Stroke 2020 Jan 26;51(1):90-98. Epub 2019 Nov 26.
From the Department of Neurology (J.G., S.R., J.D., M.S.V.E.), Mailman School of Public Health, Columbia University, New York, NY.
Background and Purpose- To test the hypothesis that covert brain infarcts (CBIs) are more likely to be located in noneloquent brain areas compared with clinical strokes and that CBI etiological subtypes carry a differential risk of vascular events compared with people without CBI. Methods- We used brain magnetic resonance imaging from 1290 stroke-free participants in the NOMAS (Northern Manhattan Study) to evaluate for CBI. We classified CBI as cardioembolic (ie, known atrial fibrillation), large artery atherosclerosis (extracranial and intracranial), penetrating artery disease, and cryptogenic (no apparent cause).
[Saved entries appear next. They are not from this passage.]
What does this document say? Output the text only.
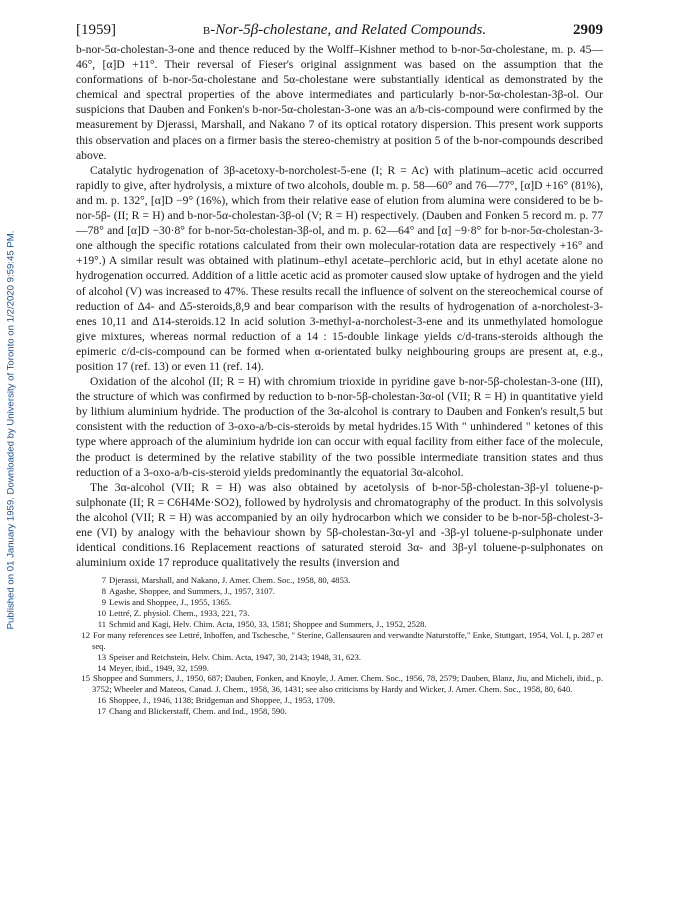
Published on 01 January 1959. Downloaded by University of Toronto on 1/2/2020 9:59:45 PM.
[1959]	b-Nor-5β-cholestane, and Related Compounds.	2909

b-nor-5α-cholestan-3-one and thence reduced by the Wolff–Kishner method to b-nor-5α-cholestane, m. p. 45—46°, [α]D +11°. Their reversal of Fieser's original assignment was based on the assumption that the conformations of b-nor-5α-cholestane and 5α-cholestane were substantially identical as demonstrated by the chemical and spectral properties of the above intermediates and particularly b-nor-5α-cholestan-3β-ol. Our suspicions that Dauben and Fonken's b-nor-5α-cholestan-3-one was an a/b-cis-compound were confirmed by the measurement by Djerassi, Marshall, and Nakano 7 of its optical rotatory dispersion. This present work supports this observation and places on a firmer basis the stereo-chemistry at position 5 of the b-nor-compounds described above.

Catalytic hydrogenation of 3β-acetoxy-b-norcholest-5-ene (I; R = Ac) with platinum–acetic acid occurred rapidly to give, after hydrolysis, a mixture of two alcohols, double m. p. 58—60° and 76—77°, [α]D +16° (81%), and m. p. 132°, [α]D −9° (16%), which from their relative ease of elution from alumina were considered to be b-nor-5β- (II; R = H) and b-nor-5α-cholestan-3β-ol (V; R = H) respectively. (Dauben and Fonken 5 record m. p. 77—78° and [α]D −30·8° for b-nor-5α-cholestan-3β-ol, and m. p. 62—64° and [α] −9·8° for b-nor-5α-cholestan-3-one although the specific rotations calculated from their own molecular-rotation data are respectively +16° and +19°.) A similar result was obtained with platinum–ethyl acetate–perchloric acid, but in ethyl acetate alone no hydrogenation occurred. Addition of a little acetic acid as promoter caused slow uptake of hydrogen and the yield of alcohol (V) was increased to 47%. These results recall the influence of solvent on the stereochemical course of reduction of Δ4- and Δ5-steroids,8,9 and bear comparison with the results of hydrogenation of a-norcholest-3-enes 10,11 and Δ14-steroids.12 In acid solution 3-methyl-a-norcholest-3-ene and its unmethylated homologue give mixtures, whereas normal reduction of a 14 : 15-double linkage yields c/d-trans-steroids although the epimeric c/d-cis-compound can be formed when α-orientated bulky neighbouring groups are present at, e.g., position 17 (ref. 13) or even 11 (ref. 14).

Oxidation of the alcohol (II; R = H) with chromium trioxide in pyridine gave b-nor-5β-cholestan-3-one (III), the structure of which was confirmed by reduction to b-nor-5β-cholestan-3α-ol (VII; R = H) in quantitative yield by lithium aluminium hydride. The production of the 3α-alcohol is contrary to Dauben and Fonken's result,5 but consistent with the reduction of 3-oxo-a/b-cis-steroids by metal hydrides.15 With " unhindered " ketones of this type where approach of the aluminium hydride ion can occur with equal facility from either face of the molecule, the product is determined by the relative stability of the two possible intermediate transition states and thus reduction of a 3-oxo-a/b-cis-steroid yields predominantly the equatorial 3α-alcohol.

The 3α-alcohol (VII; R = H) was also obtained by acetolysis of b-nor-5β-cholestan-3β-yl toluene-p-sulphonate (II; R = C6H4Me·SO2), followed by hydrolysis and chromatography of the product. In this solvolysis the alcohol (VII; R = H) was accompanied by an oily hydrocarbon which we consider to be b-nor-5β-cholest-3-ene (VI) by analogy with the behaviour shown by 5β-cholestan-3α-yl and -3β-yl toluene-p-sulphonate under identical conditions.16 Replacement reactions of saturated steroid 3α- and 3β-yl toluene-p-sulphonates on aluminium oxide 17 reproduce qualitatively the results (inversion and

7 Djerassi, Marshall, and Nakano, J. Amer. Chem. Soc., 1958, 80, 4853.
8 Agashe, Shoppee, and Summers, J., 1957, 3107.
9 Lewis and Shoppee, J., 1955, 1365.
10 Lettré, Z. physiol. Chem., 1933, 221, 73.
11 Schmid and Kagi, Helv. Chim. Acta, 1950, 33, 1581; Shoppee and Summers, J., 1952, 2528.
12 For many references see Lettré, Inhoffen, and Tschesche, " Sterine, Gallensauren and verwandte Naturstoffe," Enke, Stuttgart, 1954, Vol. I, p. 287 et seq.
13 Speiser and Reichstein, Helv. Chim. Acta, 1947, 30, 2143; 1948, 31, 623.
14 Meyer, ibid., 1949, 32, 1599.
15 Shoppee and Summers, J., 1950, 687; Dauben, Fonken, and Knoyle, J. Amer. Chem. Soc., 1956, 78, 2579; Dauben, Blanz, Jiu, and Micheli, ibid., p. 3752; Wheeler and Mateos, Canad. J. Chem., 1958, 36, 1431; see also criticisms by Hardy and Wicker, J. Amer. Chem. Soc., 1958, 80, 640.
16 Shoppee, J., 1946, 1138; Bridgeman and Shoppee, J., 1953, 1709.
17 Chang and Blickerstaff, Chem. and Ind., 1958, 590.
CBI localized in the nonmotor areas of the right hemisphere were considered noneloquent. We then evaluated risk of events by CBI subtype with adjusted Cox proportional models. Results- At the time of magnetic resonance imaging, 236 participants (18%) had CBI (144 [61%] distal cryptogenic, 29 [12%] distal cardioembolic, 26 [11%] large artery atherosclerosis, and 37 [16%] penetrating artery disease). Smaller (per mm, odds ratio, 0.8 [0.8-0.9]) and nonbrain stem infarcts (odds ratio, 0.2 [0.1-0.6]) were more likely to be covert. During the follow-up period (10.4±3.1 years), 398 (31%) died (162 [13%] of vascular death) and 117 (9%) had a stroke (99 [85%]) were ischemic. Risks of events varied by CBI subtype, with the highest risk of stroke (hazard ratio, 2.2 [1.3-3.7]) and vascular death (hazard ratio, 2.24 [1.29-3.88]) noted in participants with intracranial large artery atherosclerosis-related CBI. Conclusions- CBI can be classified into subtypes that have differential outcomes. Certain CBI subtypes such as those related to intracranial large artery atherosclerosis have a high risk of adverse vascular outcomes and could warrant consideration of treatment trials.